263-2400-00L  Reliable and Trustworthy Artificial Intelligence

SemesterAutumn Semester 2021
LecturersM. Vechev
Periodicityyearly recurring course
Language of instructionEnglish


AbstractCreating reliable and explainable probabilistic models is a fundamental challenge to solving the artificial intelligence problem. This course covers some of the latest and most exciting advances that bring us closer to constructing such models.
ObjectiveThe main objective of this course is to expose students to the latest and most exciting research in the area of explainable and interpretable artificial intelligence, a topic of fundamental and increasing importance. Upon completion of the course, the students should have mastered the underlying methods and be able to apply them to a variety of problems.

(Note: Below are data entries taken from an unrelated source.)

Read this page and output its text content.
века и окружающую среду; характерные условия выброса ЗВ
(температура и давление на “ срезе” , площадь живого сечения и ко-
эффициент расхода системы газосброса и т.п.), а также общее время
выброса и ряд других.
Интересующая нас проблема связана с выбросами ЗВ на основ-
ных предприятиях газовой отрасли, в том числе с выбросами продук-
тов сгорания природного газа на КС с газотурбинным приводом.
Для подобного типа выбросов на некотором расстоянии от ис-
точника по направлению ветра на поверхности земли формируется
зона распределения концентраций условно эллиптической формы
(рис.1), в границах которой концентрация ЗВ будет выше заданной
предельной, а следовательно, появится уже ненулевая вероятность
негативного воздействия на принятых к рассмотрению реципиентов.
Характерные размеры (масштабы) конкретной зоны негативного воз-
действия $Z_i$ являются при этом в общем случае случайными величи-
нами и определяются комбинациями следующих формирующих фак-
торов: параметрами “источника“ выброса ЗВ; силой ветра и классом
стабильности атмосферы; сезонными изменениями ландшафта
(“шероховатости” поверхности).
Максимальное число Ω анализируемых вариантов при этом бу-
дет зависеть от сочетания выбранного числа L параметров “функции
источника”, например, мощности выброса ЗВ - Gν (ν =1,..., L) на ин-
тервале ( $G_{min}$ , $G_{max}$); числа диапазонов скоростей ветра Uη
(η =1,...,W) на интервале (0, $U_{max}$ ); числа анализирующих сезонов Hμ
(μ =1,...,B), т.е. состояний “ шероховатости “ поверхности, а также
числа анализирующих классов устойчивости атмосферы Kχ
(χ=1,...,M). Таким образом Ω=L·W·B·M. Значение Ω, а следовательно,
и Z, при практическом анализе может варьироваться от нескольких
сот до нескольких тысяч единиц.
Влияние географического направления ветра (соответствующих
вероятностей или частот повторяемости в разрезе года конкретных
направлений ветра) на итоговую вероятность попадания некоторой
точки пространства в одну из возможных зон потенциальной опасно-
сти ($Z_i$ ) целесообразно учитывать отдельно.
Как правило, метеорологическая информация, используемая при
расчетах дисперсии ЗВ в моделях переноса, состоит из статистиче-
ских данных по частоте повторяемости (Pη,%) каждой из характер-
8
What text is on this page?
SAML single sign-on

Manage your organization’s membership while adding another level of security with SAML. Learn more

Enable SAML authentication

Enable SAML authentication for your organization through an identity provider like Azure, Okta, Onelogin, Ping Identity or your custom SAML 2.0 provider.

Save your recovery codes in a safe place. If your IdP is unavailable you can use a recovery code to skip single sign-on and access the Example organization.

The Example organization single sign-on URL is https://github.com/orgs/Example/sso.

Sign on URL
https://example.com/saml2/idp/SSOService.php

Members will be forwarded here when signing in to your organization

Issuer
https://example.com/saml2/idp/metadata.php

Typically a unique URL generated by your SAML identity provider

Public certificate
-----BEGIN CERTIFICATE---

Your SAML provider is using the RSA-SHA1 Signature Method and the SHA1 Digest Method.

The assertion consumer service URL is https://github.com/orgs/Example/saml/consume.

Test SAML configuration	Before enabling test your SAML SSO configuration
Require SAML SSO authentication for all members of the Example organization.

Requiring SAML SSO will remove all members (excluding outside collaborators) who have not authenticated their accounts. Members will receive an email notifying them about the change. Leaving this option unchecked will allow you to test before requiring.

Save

To facilitate deeper understanding, an important part of the course will be a group hands-on programming project where students will build a system based on the learned material.
ContentThis comprehensive course covers some of the latest and most important research advances (over the last 3 years) underlying the creation of safe, trustworthy, and reliable AI (more information here: Link):

* Adversarial Attacks on Deep Learning (noise-based, geometry attacks, sound attacks, physical attacks, autonomous driving, out-of-distribution)
* Defenses against attacks
* Combining gradient-based optimization with logic for encoding background knowledge
* Complete Certification of deep neural networks via automated reasoning (e.g., via numerical relaxations, mixed-integer solvers).
* Probabilistic certification of deep neural networks
* Training deep neural networks to be provably robust via automated reasoning
* Fairness (different notions of fairness, certifiably fair representation learning)
* Federated Learning (introduction, security considerations)
Prerequisites / NoticeWhile not a formal requirement, the course assumes familiarity with basics of machine learning (especially linear algebra, gradient descent, and neural networks as well as basic probability theory). These topics are usually covered in “Intro to ML” classes at most institutions (e.g., “Introduction to Machine Learning” at ETH).

For solving assignments, some programming experience in Python is expected.